According to a spokesperson for the Estate Agency Affairs Board (EAAB), the number of registered estate agents exceeded 84 000 in September this year but Bester says this figure is likely to start reducing as market conditions become more exacting. “While properties tended to sell themselves during the heydays, sometimes for more than the original asking price, we’ve entered a buyer’s market in which stock, particularly in the middle and upper markets, is fairly plentiful. It’s also a market in which negotiations between buyer and seller have become the norm and properties are frequently selling for less than asking price.”

This altered state of the market, further characterized by rising levels of buyer and seller knowledge of real estate, is putting the spotlight directly on agents’ abilities, he says, which will ultimately lead to under-trained and less-than-committed operators falling by the wayside.

Says Bester: “Deal brokering has become a major feature of the current property market, with sellers and buyers increasingly relying on professionals to put together deals and make them work. Having a willing buyer and a willing seller is only half the recipe of a successful sale today – it also requires a high level of skill on the part of the agent in terms of being able to find a common meeting place between the two parties.”

He continues: “Today’s successful buyers and sellers have become those who elect to work with educated professionals whose ability extends far beyond listing a property or showing people around.
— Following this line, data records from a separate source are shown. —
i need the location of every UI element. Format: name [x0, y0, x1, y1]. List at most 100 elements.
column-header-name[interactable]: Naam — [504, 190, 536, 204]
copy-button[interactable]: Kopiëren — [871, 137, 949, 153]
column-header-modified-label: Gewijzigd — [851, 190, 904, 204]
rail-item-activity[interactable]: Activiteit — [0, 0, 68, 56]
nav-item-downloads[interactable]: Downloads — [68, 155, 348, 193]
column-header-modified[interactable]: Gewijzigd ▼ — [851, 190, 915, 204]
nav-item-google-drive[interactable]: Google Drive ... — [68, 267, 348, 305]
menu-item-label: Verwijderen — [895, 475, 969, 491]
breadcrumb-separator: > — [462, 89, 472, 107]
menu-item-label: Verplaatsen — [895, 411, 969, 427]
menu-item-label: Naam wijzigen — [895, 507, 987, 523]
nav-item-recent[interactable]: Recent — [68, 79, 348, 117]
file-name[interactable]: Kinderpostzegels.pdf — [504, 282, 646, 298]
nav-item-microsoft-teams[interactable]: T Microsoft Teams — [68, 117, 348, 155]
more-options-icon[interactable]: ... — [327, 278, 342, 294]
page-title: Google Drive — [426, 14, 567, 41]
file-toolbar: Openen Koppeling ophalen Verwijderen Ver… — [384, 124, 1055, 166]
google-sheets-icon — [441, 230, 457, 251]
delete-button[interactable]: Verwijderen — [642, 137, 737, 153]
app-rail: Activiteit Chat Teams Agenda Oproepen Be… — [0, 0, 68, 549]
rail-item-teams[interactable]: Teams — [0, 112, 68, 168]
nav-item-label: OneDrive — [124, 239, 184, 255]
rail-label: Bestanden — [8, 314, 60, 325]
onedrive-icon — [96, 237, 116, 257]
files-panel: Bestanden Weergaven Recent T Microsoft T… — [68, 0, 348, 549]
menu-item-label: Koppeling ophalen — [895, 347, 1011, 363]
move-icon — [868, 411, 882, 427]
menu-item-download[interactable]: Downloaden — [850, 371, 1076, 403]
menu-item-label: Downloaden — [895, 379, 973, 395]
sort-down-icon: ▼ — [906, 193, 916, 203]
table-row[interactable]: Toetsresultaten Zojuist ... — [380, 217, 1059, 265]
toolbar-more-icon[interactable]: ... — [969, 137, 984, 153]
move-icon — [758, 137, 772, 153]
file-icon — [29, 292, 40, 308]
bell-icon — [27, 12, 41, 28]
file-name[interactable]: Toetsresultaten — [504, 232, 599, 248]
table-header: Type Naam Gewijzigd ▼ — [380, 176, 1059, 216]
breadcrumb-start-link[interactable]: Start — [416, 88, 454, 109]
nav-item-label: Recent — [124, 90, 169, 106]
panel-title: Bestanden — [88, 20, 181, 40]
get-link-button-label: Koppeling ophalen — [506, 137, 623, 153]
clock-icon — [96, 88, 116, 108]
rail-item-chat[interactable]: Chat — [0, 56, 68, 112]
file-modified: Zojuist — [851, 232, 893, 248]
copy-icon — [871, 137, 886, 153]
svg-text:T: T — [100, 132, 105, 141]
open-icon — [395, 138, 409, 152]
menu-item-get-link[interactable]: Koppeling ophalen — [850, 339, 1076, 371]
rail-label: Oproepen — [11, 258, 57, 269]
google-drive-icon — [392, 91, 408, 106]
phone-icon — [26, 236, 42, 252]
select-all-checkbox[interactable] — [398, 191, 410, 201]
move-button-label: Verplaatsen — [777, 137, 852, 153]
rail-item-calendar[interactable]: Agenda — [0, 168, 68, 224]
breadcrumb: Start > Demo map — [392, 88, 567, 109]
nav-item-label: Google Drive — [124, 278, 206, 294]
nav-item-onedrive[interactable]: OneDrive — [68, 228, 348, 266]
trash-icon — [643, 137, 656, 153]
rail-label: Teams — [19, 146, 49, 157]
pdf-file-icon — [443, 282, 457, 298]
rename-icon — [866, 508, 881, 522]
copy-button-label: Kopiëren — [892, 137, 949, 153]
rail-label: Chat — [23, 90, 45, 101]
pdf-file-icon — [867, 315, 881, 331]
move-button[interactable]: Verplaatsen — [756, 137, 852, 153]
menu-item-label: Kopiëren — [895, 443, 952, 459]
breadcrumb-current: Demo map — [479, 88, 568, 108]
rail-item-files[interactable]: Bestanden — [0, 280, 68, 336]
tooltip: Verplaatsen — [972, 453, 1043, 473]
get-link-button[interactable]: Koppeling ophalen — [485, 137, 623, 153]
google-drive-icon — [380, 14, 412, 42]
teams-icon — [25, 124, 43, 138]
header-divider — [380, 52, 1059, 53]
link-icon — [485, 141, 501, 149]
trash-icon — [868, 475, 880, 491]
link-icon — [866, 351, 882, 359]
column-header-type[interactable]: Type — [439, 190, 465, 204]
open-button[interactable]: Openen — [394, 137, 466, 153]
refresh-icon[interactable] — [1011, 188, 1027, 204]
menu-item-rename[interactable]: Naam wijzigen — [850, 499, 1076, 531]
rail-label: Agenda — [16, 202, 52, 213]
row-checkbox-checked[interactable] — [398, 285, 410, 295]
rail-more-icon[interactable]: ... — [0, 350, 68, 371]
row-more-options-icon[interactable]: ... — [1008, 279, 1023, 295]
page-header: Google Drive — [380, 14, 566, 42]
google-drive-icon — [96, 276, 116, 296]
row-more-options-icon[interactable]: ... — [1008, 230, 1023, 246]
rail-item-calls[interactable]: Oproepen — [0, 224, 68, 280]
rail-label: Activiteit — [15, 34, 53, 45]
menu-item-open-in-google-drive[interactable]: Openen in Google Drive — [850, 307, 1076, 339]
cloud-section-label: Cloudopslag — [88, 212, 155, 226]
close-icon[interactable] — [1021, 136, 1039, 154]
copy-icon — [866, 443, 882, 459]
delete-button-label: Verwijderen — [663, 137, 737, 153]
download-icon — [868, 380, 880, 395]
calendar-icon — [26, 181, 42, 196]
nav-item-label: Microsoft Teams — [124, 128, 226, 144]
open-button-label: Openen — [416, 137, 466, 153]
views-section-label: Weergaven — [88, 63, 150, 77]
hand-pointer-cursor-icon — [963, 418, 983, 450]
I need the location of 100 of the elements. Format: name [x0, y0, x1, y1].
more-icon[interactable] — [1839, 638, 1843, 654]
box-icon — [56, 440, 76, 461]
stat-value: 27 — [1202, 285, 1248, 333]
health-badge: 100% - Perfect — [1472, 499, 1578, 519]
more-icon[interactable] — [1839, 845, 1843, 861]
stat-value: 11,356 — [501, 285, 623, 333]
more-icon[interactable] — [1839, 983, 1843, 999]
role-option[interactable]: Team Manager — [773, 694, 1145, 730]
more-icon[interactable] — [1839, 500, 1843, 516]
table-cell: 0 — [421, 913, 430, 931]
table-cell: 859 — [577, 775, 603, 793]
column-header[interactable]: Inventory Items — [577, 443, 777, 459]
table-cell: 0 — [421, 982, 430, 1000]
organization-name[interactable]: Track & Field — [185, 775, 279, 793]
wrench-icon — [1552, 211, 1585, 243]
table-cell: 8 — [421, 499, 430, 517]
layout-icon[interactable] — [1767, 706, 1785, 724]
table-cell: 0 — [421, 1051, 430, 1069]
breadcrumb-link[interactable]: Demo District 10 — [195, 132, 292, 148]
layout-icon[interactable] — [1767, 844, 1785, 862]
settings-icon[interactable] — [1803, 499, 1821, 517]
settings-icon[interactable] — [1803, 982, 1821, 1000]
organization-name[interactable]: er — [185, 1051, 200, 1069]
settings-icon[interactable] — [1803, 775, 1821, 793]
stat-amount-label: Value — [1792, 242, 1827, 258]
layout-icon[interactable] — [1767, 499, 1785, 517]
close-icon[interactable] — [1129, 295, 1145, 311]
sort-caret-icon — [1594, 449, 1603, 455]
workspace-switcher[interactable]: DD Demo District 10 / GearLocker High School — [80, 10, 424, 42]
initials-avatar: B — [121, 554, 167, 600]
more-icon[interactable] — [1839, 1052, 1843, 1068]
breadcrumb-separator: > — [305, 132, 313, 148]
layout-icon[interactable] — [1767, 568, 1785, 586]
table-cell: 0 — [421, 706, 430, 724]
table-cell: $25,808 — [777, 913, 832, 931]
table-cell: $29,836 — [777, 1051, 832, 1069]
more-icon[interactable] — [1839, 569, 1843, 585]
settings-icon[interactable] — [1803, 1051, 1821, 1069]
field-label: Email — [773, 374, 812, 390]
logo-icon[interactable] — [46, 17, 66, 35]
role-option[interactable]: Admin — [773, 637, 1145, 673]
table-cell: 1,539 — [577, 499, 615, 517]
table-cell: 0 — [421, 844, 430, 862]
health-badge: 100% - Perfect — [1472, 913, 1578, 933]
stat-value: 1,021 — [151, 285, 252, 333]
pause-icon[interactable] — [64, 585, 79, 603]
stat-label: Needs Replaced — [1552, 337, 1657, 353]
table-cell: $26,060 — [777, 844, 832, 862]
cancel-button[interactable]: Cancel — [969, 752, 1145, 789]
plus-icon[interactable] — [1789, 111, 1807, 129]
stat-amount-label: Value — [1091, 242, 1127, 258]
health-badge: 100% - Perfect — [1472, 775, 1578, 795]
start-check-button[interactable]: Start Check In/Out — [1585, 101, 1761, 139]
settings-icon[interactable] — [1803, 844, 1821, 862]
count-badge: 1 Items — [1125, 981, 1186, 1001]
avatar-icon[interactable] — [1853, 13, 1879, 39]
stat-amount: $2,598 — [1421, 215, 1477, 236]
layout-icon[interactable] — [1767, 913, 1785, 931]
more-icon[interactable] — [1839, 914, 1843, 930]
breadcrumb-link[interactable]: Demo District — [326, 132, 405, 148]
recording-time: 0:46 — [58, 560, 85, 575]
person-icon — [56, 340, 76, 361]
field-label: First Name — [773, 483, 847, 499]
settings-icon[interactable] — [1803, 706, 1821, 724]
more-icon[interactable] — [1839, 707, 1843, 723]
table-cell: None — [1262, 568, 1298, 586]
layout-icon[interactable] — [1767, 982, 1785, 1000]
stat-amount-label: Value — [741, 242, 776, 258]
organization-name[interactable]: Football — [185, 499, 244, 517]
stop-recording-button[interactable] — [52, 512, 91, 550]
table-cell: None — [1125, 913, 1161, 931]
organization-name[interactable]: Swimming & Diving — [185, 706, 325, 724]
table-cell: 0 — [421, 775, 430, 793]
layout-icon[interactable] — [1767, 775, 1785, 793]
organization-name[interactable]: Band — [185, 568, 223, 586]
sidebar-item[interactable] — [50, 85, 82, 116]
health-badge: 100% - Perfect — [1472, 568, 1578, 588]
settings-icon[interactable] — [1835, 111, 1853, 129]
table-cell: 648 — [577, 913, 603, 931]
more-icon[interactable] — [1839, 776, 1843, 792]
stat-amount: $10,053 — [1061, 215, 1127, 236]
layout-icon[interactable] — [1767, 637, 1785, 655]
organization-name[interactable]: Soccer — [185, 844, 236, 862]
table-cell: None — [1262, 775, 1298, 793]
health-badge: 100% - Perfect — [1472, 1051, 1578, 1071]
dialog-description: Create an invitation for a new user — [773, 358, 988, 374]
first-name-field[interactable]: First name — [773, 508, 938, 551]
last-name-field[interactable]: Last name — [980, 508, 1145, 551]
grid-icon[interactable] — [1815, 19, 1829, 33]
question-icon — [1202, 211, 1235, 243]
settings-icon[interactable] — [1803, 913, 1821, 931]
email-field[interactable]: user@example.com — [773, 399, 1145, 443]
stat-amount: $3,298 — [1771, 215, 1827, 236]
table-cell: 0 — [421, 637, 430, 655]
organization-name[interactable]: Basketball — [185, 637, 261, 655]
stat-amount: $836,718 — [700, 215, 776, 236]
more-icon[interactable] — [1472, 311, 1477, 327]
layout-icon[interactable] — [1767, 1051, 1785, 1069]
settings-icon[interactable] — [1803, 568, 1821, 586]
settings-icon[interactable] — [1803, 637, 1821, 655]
While charging similar commissions to those of the hacks, they have the skills to separate lookers from buyers, filter phone calls and create excitement around their property listings.”

They are also knowledgeable about the neighbourhood and the local market, and therefore able to assist sellers with pricing and marketing plans, and buyers with relevant advice. In addition, they work within an established infrastructure that offers not only an effective administrative system but also an active website and internet-based marketing, he says. “They also have access to expert advice in all related sectors, from conveyancing attorneys to mortgage originators.”

“This is the agent buyers and sellers need to secure to create the requisite negotiating environment in which deals are successfully closed. This is also the agent who will be there for them long after the contract is signed,” Bester emphasizes.